Physicians group: Eating meat ‘increases risk for Alzheimer’s disease’
The Physicians Committee for Responsible Medicine’s (PCRM) “Breaking News” published online last July 27 that diet may be the most important risk factor for contracting Alzheimer’s disease risk. PCRM cited as its research source the Journal of the American College of Nutrition.
Alzheimer’s disease is a common type of dementia, or decline in intellectual function. This debilitating disease affects not only the elderly, but even an individual in his or her 40s.
The author of the research (Grant WB, using multicountry ecological and observational studies to determine dietary risk factors for Alzheimer’s disease) used dietary data from 10 countries and several other studies on diet and Alzheimer’s disease and assessed disease risk for several dietary factors.
Consumption of meat increased disease risk the most, followed by eggs and high-fat dairy, while high intakes of fruits, vegetables and grains reduced the risk for Alzheimer’s disease. Possible mechanisms for such a correlation to occur would include increased intakes of metal ions, such as copper and saturated fat, both prevalent in meat.

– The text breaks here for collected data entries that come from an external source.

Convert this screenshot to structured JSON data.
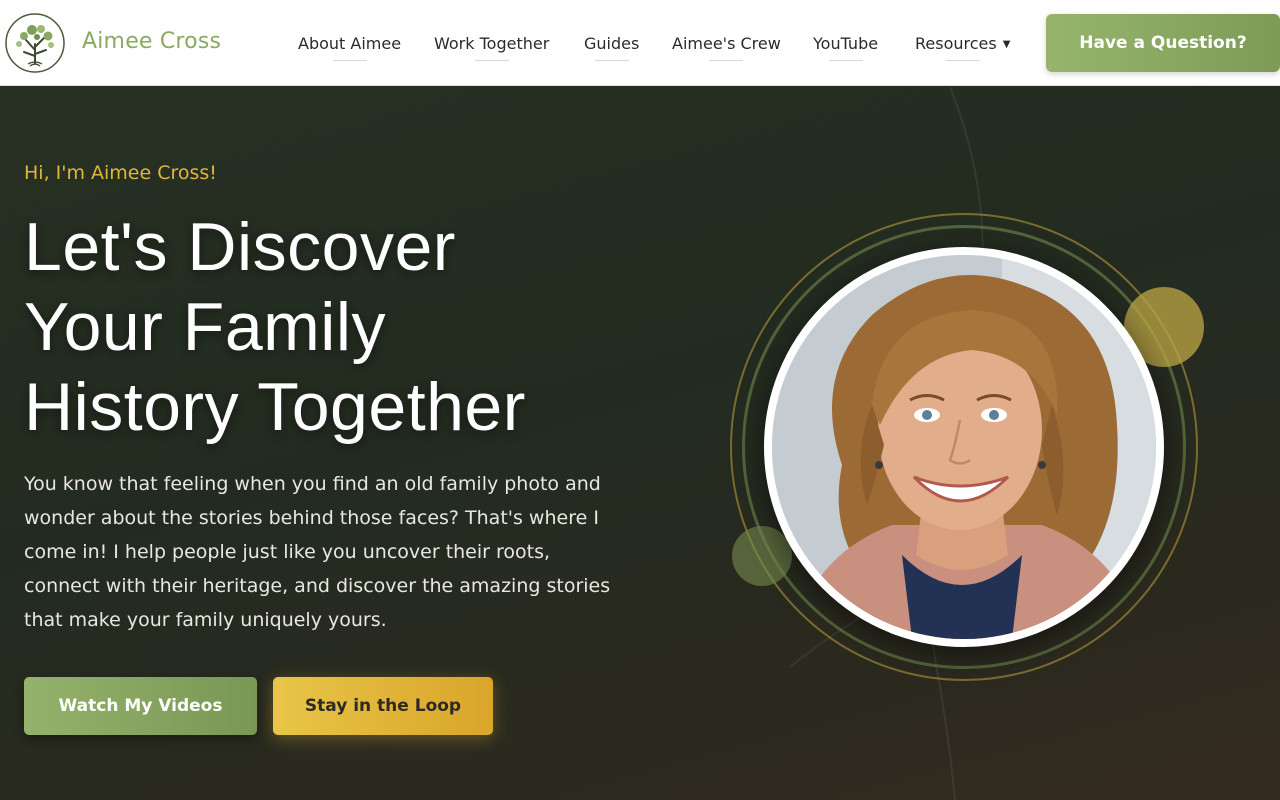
{
  "brand": {
    "name": "Aimee Cross",
    "accent": "#8aa961",
    "gold": "#e0b73c",
    "logo_icon": "tree-logo-icon"
  },
  "nav": {
    "items": [
      {
        "label": "About Aimee",
        "dropdown": false
      },
      {
        "label": "Work Together",
        "dropdown": false
      },
      {
        "label": "Guides",
        "dropdown": false
      },
      {
        "label": "Aimee's Crew",
        "dropdown": false
      },
      {
        "label": "YouTube",
        "dropdown": false
      },
      {
        "label": "Resources",
        "dropdown": true,
        "dropdown_icon": "caret-down-icon"
      }
    ],
    "cta_label": "Have a Question?"
  },
  "hero": {
    "eyebrow": "Hi, I'm Aimee Cross!",
    "headline_lines": [
      "Let's Discover",
      "Your Family",
      "History Together"
    ],
    "intro": "You know that feeling when you find an old family photo and wonder about the stories behind those faces? That's where I come in! I help people just like you uncover their roots, connect with their heritage, and discover the amazing stories that make your family uniquely yours.",
    "buttons": {
      "videos_label": "Watch My Videos",
      "loop_label": "Stay in the Loop"
    },
    "portrait_alt": "Portrait of Aimee Cross"
  }
}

John Robbins, author of “Healthy at 100,” cited the Abkhasians, Vilcabambans, Hunzans and elder Okinawans, who eat whole foods, plant-based diets high in antioxidants. He said that “this is now known to be one of the key reasons they have such extraordinarily low rates of Alzheimer’s and other forms of dementia.” He added that antioxidants are “extraordinarily important when it comes to preventing Alzheimer’s disease and other forms of senility and cognitive decline.”
Antioxidants are found in fresh vegetables, whole grains, fresh fruits and legumes such as soy. Carotenoids, the substances in fruits and vegetables that give their deep, rich colors, are antioxidants. Vitamin C and E are also antioxidants, as are the minerals magnesium and zinc.

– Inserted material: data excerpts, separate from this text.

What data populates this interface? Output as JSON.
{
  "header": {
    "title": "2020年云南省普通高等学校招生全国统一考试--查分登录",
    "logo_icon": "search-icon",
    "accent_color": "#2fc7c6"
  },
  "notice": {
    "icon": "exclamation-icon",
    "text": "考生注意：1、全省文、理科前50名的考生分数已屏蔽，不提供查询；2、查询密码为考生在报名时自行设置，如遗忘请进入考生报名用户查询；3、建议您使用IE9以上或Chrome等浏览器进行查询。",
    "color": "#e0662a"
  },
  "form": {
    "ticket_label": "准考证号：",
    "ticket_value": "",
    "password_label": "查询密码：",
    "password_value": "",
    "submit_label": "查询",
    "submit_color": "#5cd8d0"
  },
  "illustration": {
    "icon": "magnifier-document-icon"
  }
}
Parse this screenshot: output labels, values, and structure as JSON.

In the book “The China Study,” scientist T. Colin Campbell, PhD, and coauthor Thomas M Campbell II, MD, pointed to one of the risk factors of cognitive impairment: “nasty free radicals, which wreak havoc on brain function in our later years.”

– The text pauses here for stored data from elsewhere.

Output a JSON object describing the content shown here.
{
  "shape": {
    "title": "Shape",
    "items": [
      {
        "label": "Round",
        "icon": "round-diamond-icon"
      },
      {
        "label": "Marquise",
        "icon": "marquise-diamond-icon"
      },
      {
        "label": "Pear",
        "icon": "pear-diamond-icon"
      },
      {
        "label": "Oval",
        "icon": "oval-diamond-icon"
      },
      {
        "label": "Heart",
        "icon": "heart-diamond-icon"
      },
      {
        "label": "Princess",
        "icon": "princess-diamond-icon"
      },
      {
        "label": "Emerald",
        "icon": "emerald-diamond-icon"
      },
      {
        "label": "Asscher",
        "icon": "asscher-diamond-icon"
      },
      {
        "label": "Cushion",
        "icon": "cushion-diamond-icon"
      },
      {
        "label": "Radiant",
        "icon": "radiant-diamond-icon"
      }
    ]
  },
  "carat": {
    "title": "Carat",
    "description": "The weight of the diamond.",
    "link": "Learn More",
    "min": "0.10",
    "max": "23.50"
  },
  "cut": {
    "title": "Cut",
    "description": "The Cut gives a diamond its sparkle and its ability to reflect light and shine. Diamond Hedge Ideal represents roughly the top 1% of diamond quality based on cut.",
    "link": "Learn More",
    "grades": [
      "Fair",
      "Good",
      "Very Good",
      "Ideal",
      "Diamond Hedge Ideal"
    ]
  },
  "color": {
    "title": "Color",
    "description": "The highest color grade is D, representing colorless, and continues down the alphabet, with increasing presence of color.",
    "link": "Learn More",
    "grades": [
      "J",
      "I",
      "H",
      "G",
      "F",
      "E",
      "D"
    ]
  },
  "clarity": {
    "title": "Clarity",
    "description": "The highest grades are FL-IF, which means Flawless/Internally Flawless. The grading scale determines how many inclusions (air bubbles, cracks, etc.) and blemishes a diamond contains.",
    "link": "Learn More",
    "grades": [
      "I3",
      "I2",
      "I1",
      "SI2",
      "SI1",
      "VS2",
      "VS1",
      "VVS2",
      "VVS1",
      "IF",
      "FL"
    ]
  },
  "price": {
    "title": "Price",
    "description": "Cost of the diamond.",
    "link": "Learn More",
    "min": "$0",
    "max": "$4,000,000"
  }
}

“Because free radical damage is so important to the process of cognitive dysfunction and dementia, researchers believe that consuming dietary antioxidants can shield our brains from this damage, as in other diseases. Animal-based foods lack antioxidant shields and tend to activate free radical production and cell damage, while plant-based foods, with their abundant antioxidants, tend to prevent such damage.”